我這人基本不好電視這一口,對那些所謂的政治也沒什麼興趣。不過本市這個人氣美女市長倒是時有所聞,就跟伊琳雲菲菲她們聊天都有聽說過吧,應該她們也有向我提過蘇靜美這名字,可這名兒俗啊,不帶那種過耳不忘的屬性,聽過也算白聽,不記得了。

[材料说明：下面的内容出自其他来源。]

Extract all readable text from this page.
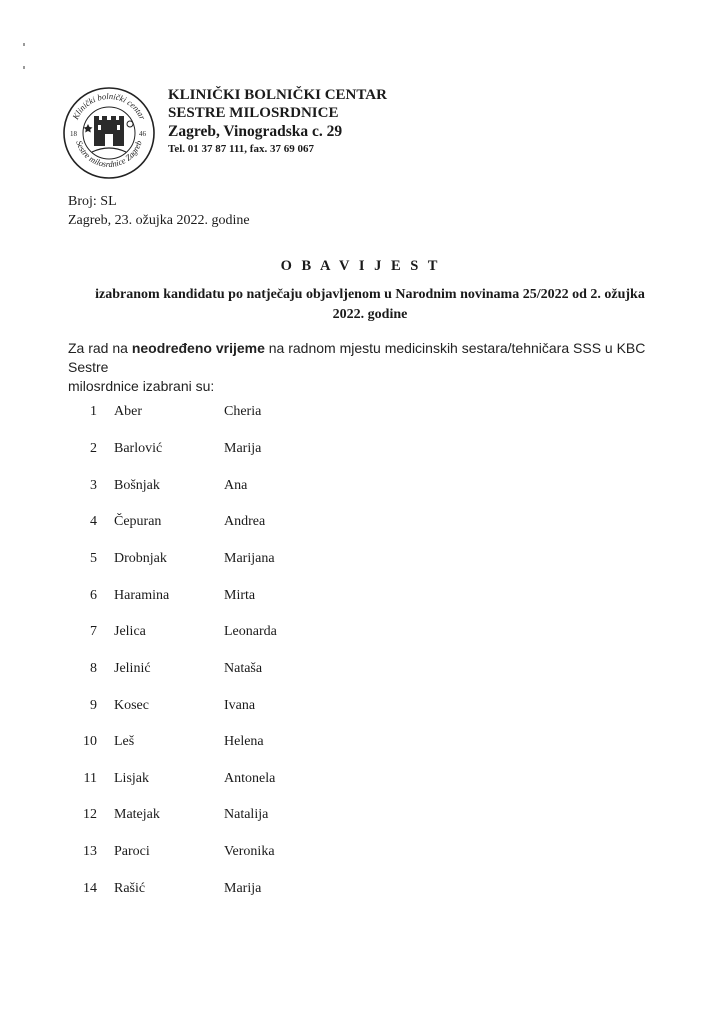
Klinički bolnički centar
Sestre milosrdnice Zagreb
18	46
KLINIČKI BOLNIČKI CENTAR
SESTRE MILOSRDNICE
Zagreb, Vinogradska c. 29
Tel. 01 37 87 111, fax. 37 69 067
Broj: SL
Zagreb, 23. ožujka 2022. godine
O B A V I J E S T
izabranom kandidatu po natječaju objavljenom u Narodnim novinama 25/2022 od 2. ožujka
2022. godine
Za rad na neodređeno vrijeme na radnom mjestu medicinskih sestara/tehničara SSS u KBC Sestre
milosrdnice izabrani su:
1 Aber	Cheria
2 Barlović	Marija
3 Bošnjak	Ana
4 Čepuran	Andrea
5 Drobnjak	Marijana
6 Haramina	Mirta
7 Jelica	Leonarda
8 Jelinić	Nataša
9 Kosec	Ivana
10 Leš	Helena
11 Lisjak	Antonela
12 Matejak	Natalija
13 Paroci	Veronika
14 Rašić	Marija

只見美女市長蘇靜美向經理擺擺手,又跟她弟弟輕聲說了句話。然後蘇靜威就招呼我們說,「可以入席了,大家請。」他的樣子很客氣,眉宇間有種掩飾不住的得意。這個也自然,誰有個這樣漂亮又有權勢的親姐姐都會洋洋得意的。
有什麼了不起,話都不跟我們多說一句。我憤憤地想,不就一副市長嗎。
可心裡還是知道那是了不起的。長川市雖然不算太大只是個中型城市,可也有著好幾百萬人啊,副市長這個可不是小兒科,那是大拿了。何況這位蘇靜美這位副市長也太年青太那個──呃漂亮了吧,雖然聽說過,可是今天親見本人,還是不免覺得讓人心旌動搖。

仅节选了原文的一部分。